Abstract

AbstractThis article presents a minimal model of the Madden–Julian Oscillation (MJO), isolating a robust mechanism that leads to the observed characteristic pattern and eastward propagation. A localized heat source at the Equator leads to a Gill‐like pattern in the geopotential, with moist air converging toward the heat source. Over a fairly wide range of parameters, the moisture convergence is found to be slightly to the east of the heat source, with moist air advected in from the east along the Kelvin lobe meeting slightly drier air advected meridionally around the Rossby lobes. The associated condensation then gives rise to a heat source that also is east of the original one, thus causing the pattern itself to propagate east with dryer regions both to the east and west of the region of precipitation.

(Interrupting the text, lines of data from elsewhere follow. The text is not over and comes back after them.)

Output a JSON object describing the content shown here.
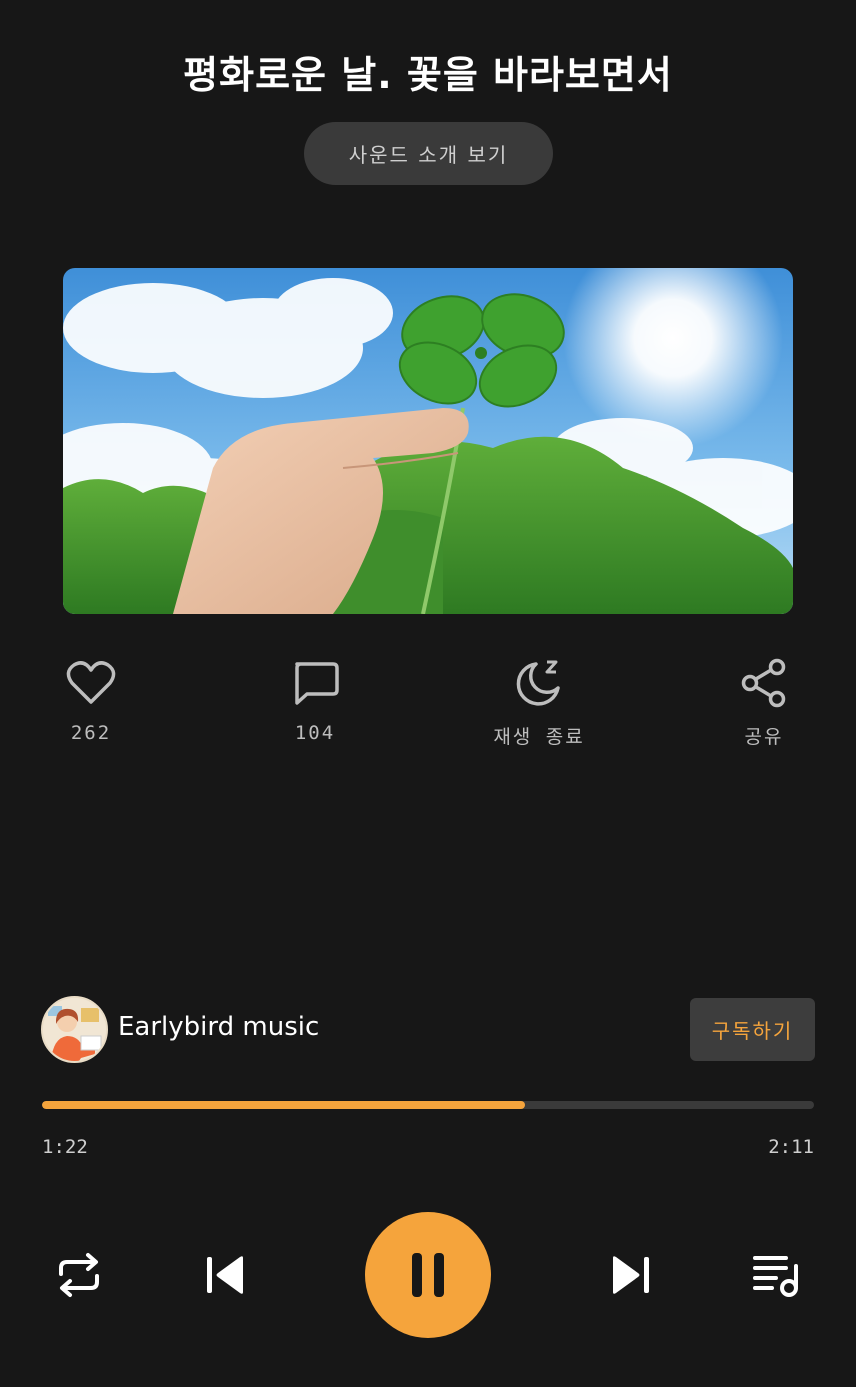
{
  "header": {
    "title": "평화로운 날. 꽃을 바라보면서",
    "intro_button": "사운드 소개 보기"
  },
  "artwork": {
    "description_icon": "four-leaf-clover-image"
  },
  "actions": [
    {
      "icon": "heart-icon",
      "label": "262"
    },
    {
      "icon": "comment-icon",
      "label": "104"
    },
    {
      "icon": "sleep-timer-icon",
      "label": "재생 종료"
    },
    {
      "icon": "share-icon",
      "label": "공유"
    }
  ],
  "channel": {
    "name": "Earlybird music",
    "subscribe_label": "구독하기"
  },
  "player": {
    "current_time": "1:22",
    "total_time": "2:11",
    "progress_fraction": 0.626,
    "accent_color": "#f5a43c"
  },
  "controls": {
    "repeat_icon": "repeat-icon",
    "prev_icon": "skip-previous-icon",
    "play_pause_icon": "pause-icon",
    "next_icon": "skip-next-icon",
    "queue_icon": "playlist-icon"
  }
}
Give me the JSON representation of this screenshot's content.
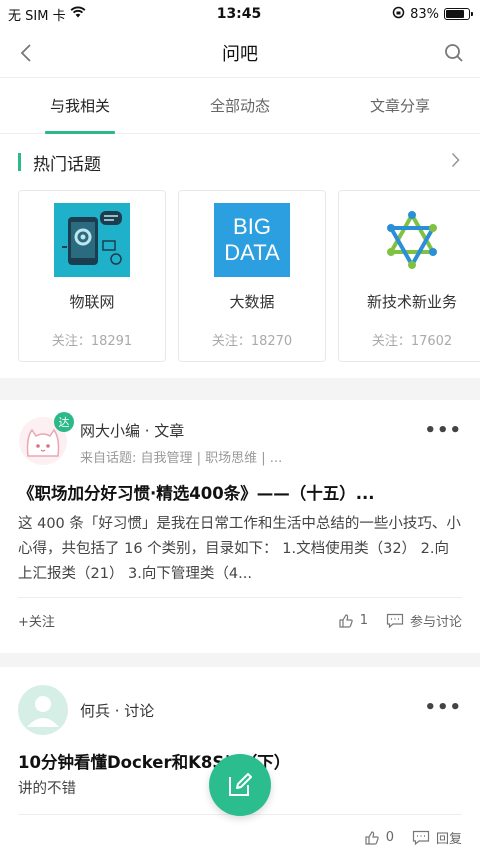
{
  "status": {
    "carrier": "无 SIM 卡",
    "time": "13:45",
    "battery": "83%",
    "battery_level": 0.83
  },
  "nav": {
    "title": "问吧"
  },
  "tabs": [
    {
      "label": "与我相关",
      "active": true
    },
    {
      "label": "全部动态",
      "active": false
    },
    {
      "label": "文章分享",
      "active": false
    }
  ],
  "hot_topics": {
    "title": "热门话题",
    "items": [
      {
        "name": "物联网",
        "follow": "关注：18291",
        "icon": "iot-phone-icon"
      },
      {
        "name": "大数据",
        "follow": "关注：18270",
        "image_text_1": "BIG",
        "image_text_2": "DATA"
      },
      {
        "name": "新技术新业务",
        "follow": "关注：17602",
        "icon": "network-star-icon"
      }
    ]
  },
  "posts": [
    {
      "author": "网大小编 · 文章",
      "badge": "达",
      "from": "来自话题:  自我管理 | 职场思维 | ...",
      "title": "《职场加分好习惯·精选400条》——（十五）...",
      "body": "这 400 条「好习惯」是我在日常工作和生活中总结的一些小技巧、小心得，共包括了 16 个类别，目录如下： 1.文档使用类（32） 2.向上汇报类（21） 3.向下管理类（4...",
      "follow": "+关注",
      "likes": "1",
      "comment_label": "参与讨论"
    },
    {
      "author": "何兵 · 讨论",
      "title": "10分钟看懂Docker和K8S以（下）",
      "body": "讲的不错",
      "likes": "0",
      "comment_label": "回复"
    }
  ],
  "colors": {
    "accent": "#2bb989"
  }
}
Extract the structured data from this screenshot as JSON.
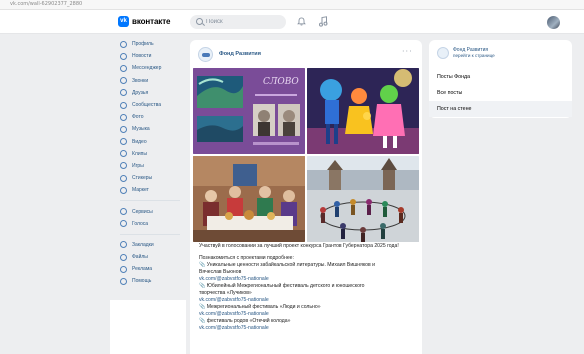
{
  "browser": {
    "url": "vk.com/wall-62902377_2880"
  },
  "header": {
    "logo_text": "вконтакте",
    "search_placeholder": "Поиск"
  },
  "sidebar": {
    "items": [
      {
        "label": "Профиль",
        "icon": "profile-icon"
      },
      {
        "label": "Новости",
        "icon": "news-icon"
      },
      {
        "label": "Мессенджер",
        "icon": "messenger-icon"
      },
      {
        "label": "Звонки",
        "icon": "calls-icon"
      },
      {
        "label": "Друзья",
        "icon": "friends-icon"
      },
      {
        "label": "Сообщества",
        "icon": "communities-icon"
      },
      {
        "label": "Фото",
        "icon": "photos-icon"
      },
      {
        "label": "Музыка",
        "icon": "music-icon"
      },
      {
        "label": "Видео",
        "icon": "video-icon"
      },
      {
        "label": "Клипы",
        "icon": "clips-icon"
      },
      {
        "label": "Игры",
        "icon": "games-icon"
      },
      {
        "label": "Стикеры",
        "icon": "stickers-icon"
      },
      {
        "label": "Маркет",
        "icon": "market-icon"
      }
    ],
    "items2": [
      {
        "label": "Сервисы",
        "icon": "services-icon"
      },
      {
        "label": "Голоса",
        "icon": "votes-icon"
      }
    ],
    "items3": [
      {
        "label": "Закладки",
        "icon": "bookmarks-icon"
      },
      {
        "label": "Файлы",
        "icon": "files-icon"
      },
      {
        "label": "Реклама",
        "icon": "ads-icon"
      },
      {
        "label": "Помощь",
        "icon": "help-icon"
      }
    ]
  },
  "post": {
    "author": "Фонд Развития",
    "intro": "Участвуй в голосовании за лучший проект конкурса Грантов Губернатора 2025 года!",
    "lines": [
      {
        "text": "Познакомиться с проектами подробнее:",
        "link": false
      },
      {
        "text": "📎 Уникальные ценности забайкальской литературы. Михаил Вишняков и",
        "link": false
      },
      {
        "text": "Вячеслав Вьюнов",
        "link": false
      },
      {
        "text": "vk.com/@zabvstfo75-nationale",
        "link": true
      },
      {
        "text": "📎 Юбилейный Межрегиональный фестиваль детского и юношеского",
        "link": false
      },
      {
        "text": "творчества «Лучиков»",
        "link": false
      },
      {
        "text": "vk.com/@zabvstfo75-nationale",
        "link": true
      },
      {
        "text": "📎 Межрегиональный фестиваль «Люди и сольно»",
        "link": false
      },
      {
        "text": "vk.com/@zabvstfo75-nationale",
        "link": true
      },
      {
        "text": "📎 фестиваль родов «Отечий колода»",
        "link": false
      },
      {
        "text": "vk.com/@zabvstfo75-nationale",
        "link": true
      }
    ]
  },
  "right_card": {
    "name": "Фонд Развития",
    "sub": "перейти к странице",
    "items": [
      {
        "label": "Посты Фонда"
      },
      {
        "label": "Все посты"
      },
      {
        "label": "Пост на стене"
      }
    ]
  },
  "colors": {
    "accent": "#0077ff",
    "link": "#2a5885",
    "background": "#edeef0"
  }
}
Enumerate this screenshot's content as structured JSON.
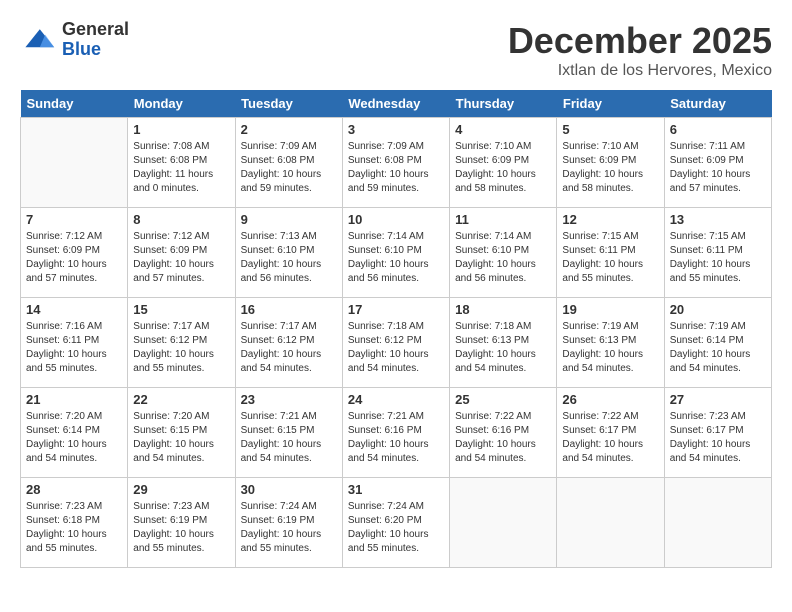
{
  "logo": {
    "general": "General",
    "blue": "Blue"
  },
  "header": {
    "month_year": "December 2025",
    "location": "Ixtlan de los Hervores, Mexico"
  },
  "weekdays": [
    "Sunday",
    "Monday",
    "Tuesday",
    "Wednesday",
    "Thursday",
    "Friday",
    "Saturday"
  ],
  "weeks": [
    [
      {
        "day": "",
        "info": ""
      },
      {
        "day": "1",
        "info": "Sunrise: 7:08 AM\nSunset: 6:08 PM\nDaylight: 11 hours\nand 0 minutes."
      },
      {
        "day": "2",
        "info": "Sunrise: 7:09 AM\nSunset: 6:08 PM\nDaylight: 10 hours\nand 59 minutes."
      },
      {
        "day": "3",
        "info": "Sunrise: 7:09 AM\nSunset: 6:08 PM\nDaylight: 10 hours\nand 59 minutes."
      },
      {
        "day": "4",
        "info": "Sunrise: 7:10 AM\nSunset: 6:09 PM\nDaylight: 10 hours\nand 58 minutes."
      },
      {
        "day": "5",
        "info": "Sunrise: 7:10 AM\nSunset: 6:09 PM\nDaylight: 10 hours\nand 58 minutes."
      },
      {
        "day": "6",
        "info": "Sunrise: 7:11 AM\nSunset: 6:09 PM\nDaylight: 10 hours\nand 57 minutes."
      }
    ],
    [
      {
        "day": "7",
        "info": "Sunrise: 7:12 AM\nSunset: 6:09 PM\nDaylight: 10 hours\nand 57 minutes."
      },
      {
        "day": "8",
        "info": "Sunrise: 7:12 AM\nSunset: 6:09 PM\nDaylight: 10 hours\nand 57 minutes."
      },
      {
        "day": "9",
        "info": "Sunrise: 7:13 AM\nSunset: 6:10 PM\nDaylight: 10 hours\nand 56 minutes."
      },
      {
        "day": "10",
        "info": "Sunrise: 7:14 AM\nSunset: 6:10 PM\nDaylight: 10 hours\nand 56 minutes."
      },
      {
        "day": "11",
        "info": "Sunrise: 7:14 AM\nSunset: 6:10 PM\nDaylight: 10 hours\nand 56 minutes."
      },
      {
        "day": "12",
        "info": "Sunrise: 7:15 AM\nSunset: 6:11 PM\nDaylight: 10 hours\nand 55 minutes."
      },
      {
        "day": "13",
        "info": "Sunrise: 7:15 AM\nSunset: 6:11 PM\nDaylight: 10 hours\nand 55 minutes."
      }
    ],
    [
      {
        "day": "14",
        "info": "Sunrise: 7:16 AM\nSunset: 6:11 PM\nDaylight: 10 hours\nand 55 minutes."
      },
      {
        "day": "15",
        "info": "Sunrise: 7:17 AM\nSunset: 6:12 PM\nDaylight: 10 hours\nand 55 minutes."
      },
      {
        "day": "16",
        "info": "Sunrise: 7:17 AM\nSunset: 6:12 PM\nDaylight: 10 hours\nand 54 minutes."
      },
      {
        "day": "17",
        "info": "Sunrise: 7:18 AM\nSunset: 6:12 PM\nDaylight: 10 hours\nand 54 minutes."
      },
      {
        "day": "18",
        "info": "Sunrise: 7:18 AM\nSunset: 6:13 PM\nDaylight: 10 hours\nand 54 minutes."
      },
      {
        "day": "19",
        "info": "Sunrise: 7:19 AM\nSunset: 6:13 PM\nDaylight: 10 hours\nand 54 minutes."
      },
      {
        "day": "20",
        "info": "Sunrise: 7:19 AM\nSunset: 6:14 PM\nDaylight: 10 hours\nand 54 minutes."
      }
    ],
    [
      {
        "day": "21",
        "info": "Sunrise: 7:20 AM\nSunset: 6:14 PM\nDaylight: 10 hours\nand 54 minutes."
      },
      {
        "day": "22",
        "info": "Sunrise: 7:20 AM\nSunset: 6:15 PM\nDaylight: 10 hours\nand 54 minutes."
      },
      {
        "day": "23",
        "info": "Sunrise: 7:21 AM\nSunset: 6:15 PM\nDaylight: 10 hours\nand 54 minutes."
      },
      {
        "day": "24",
        "info": "Sunrise: 7:21 AM\nSunset: 6:16 PM\nDaylight: 10 hours\nand 54 minutes."
      },
      {
        "day": "25",
        "info": "Sunrise: 7:22 AM\nSunset: 6:16 PM\nDaylight: 10 hours\nand 54 minutes."
      },
      {
        "day": "26",
        "info": "Sunrise: 7:22 AM\nSunset: 6:17 PM\nDaylight: 10 hours\nand 54 minutes."
      },
      {
        "day": "27",
        "info": "Sunrise: 7:23 AM\nSunset: 6:17 PM\nDaylight: 10 hours\nand 54 minutes."
      }
    ],
    [
      {
        "day": "28",
        "info": "Sunrise: 7:23 AM\nSunset: 6:18 PM\nDaylight: 10 hours\nand 55 minutes."
      },
      {
        "day": "29",
        "info": "Sunrise: 7:23 AM\nSunset: 6:19 PM\nDaylight: 10 hours\nand 55 minutes."
      },
      {
        "day": "30",
        "info": "Sunrise: 7:24 AM\nSunset: 6:19 PM\nDaylight: 10 hours\nand 55 minutes."
      },
      {
        "day": "31",
        "info": "Sunrise: 7:24 AM\nSunset: 6:20 PM\nDaylight: 10 hours\nand 55 minutes."
      },
      {
        "day": "",
        "info": ""
      },
      {
        "day": "",
        "info": ""
      },
      {
        "day": "",
        "info": ""
      }
    ]
  ]
}
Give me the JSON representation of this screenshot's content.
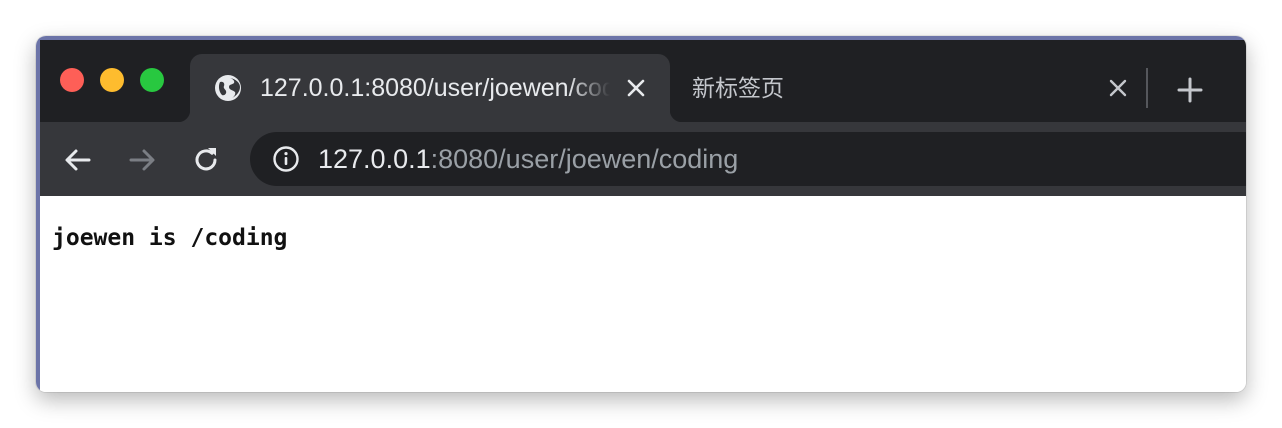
{
  "window": {
    "traffic_lights": {
      "close_color": "#fe5f57",
      "minimize_color": "#febc2e",
      "zoom_color": "#28c840"
    }
  },
  "tabs": [
    {
      "title": "127.0.0.1:8080/user/joewen/coding",
      "active": true,
      "favicon": "globe-icon",
      "close_icon": "close-icon"
    },
    {
      "title": "新标签页",
      "active": false,
      "close_icon": "close-icon"
    }
  ],
  "new_tab_icon": "plus-icon",
  "toolbar": {
    "back_icon": "arrow-left-icon",
    "forward_icon": "arrow-right-icon",
    "reload_icon": "reload-icon"
  },
  "address_bar": {
    "info_icon": "info-icon",
    "url_host": "127.0.0.1",
    "url_rest": ":8080/user/joewen/coding"
  },
  "page": {
    "body_text": "joewen is /coding"
  },
  "colors": {
    "tabstrip_bg": "#1f2023",
    "active_tab_bg": "#36373b",
    "omnibox_bg": "#1f2023",
    "url_host": "#e8eaed",
    "url_rest": "#9aa0a6",
    "frame_accent": "#6c74a8"
  }
}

The speed of the propagation is limited by the ability of the moisture advection to move the condensational heat source; it thus scales with the fluid speed which is induced by the convective heat source, and so with the strength of the convective heating, and not with a gravity wave speed. The propagation speed also increases with the nominal offset between the centre of the pattern and the subsequent moistening and condensation. In the real world this distance, as well as the level and coherence of condensation, are determined not only by the location of moisture convergence but also by the complex physics of convection in the tropical environment. Thus, even though the underlying MJO mechanism is itself not complicated, its reproduction will depend rather sensitively on model parameters in simulations with comprehensive numerical models.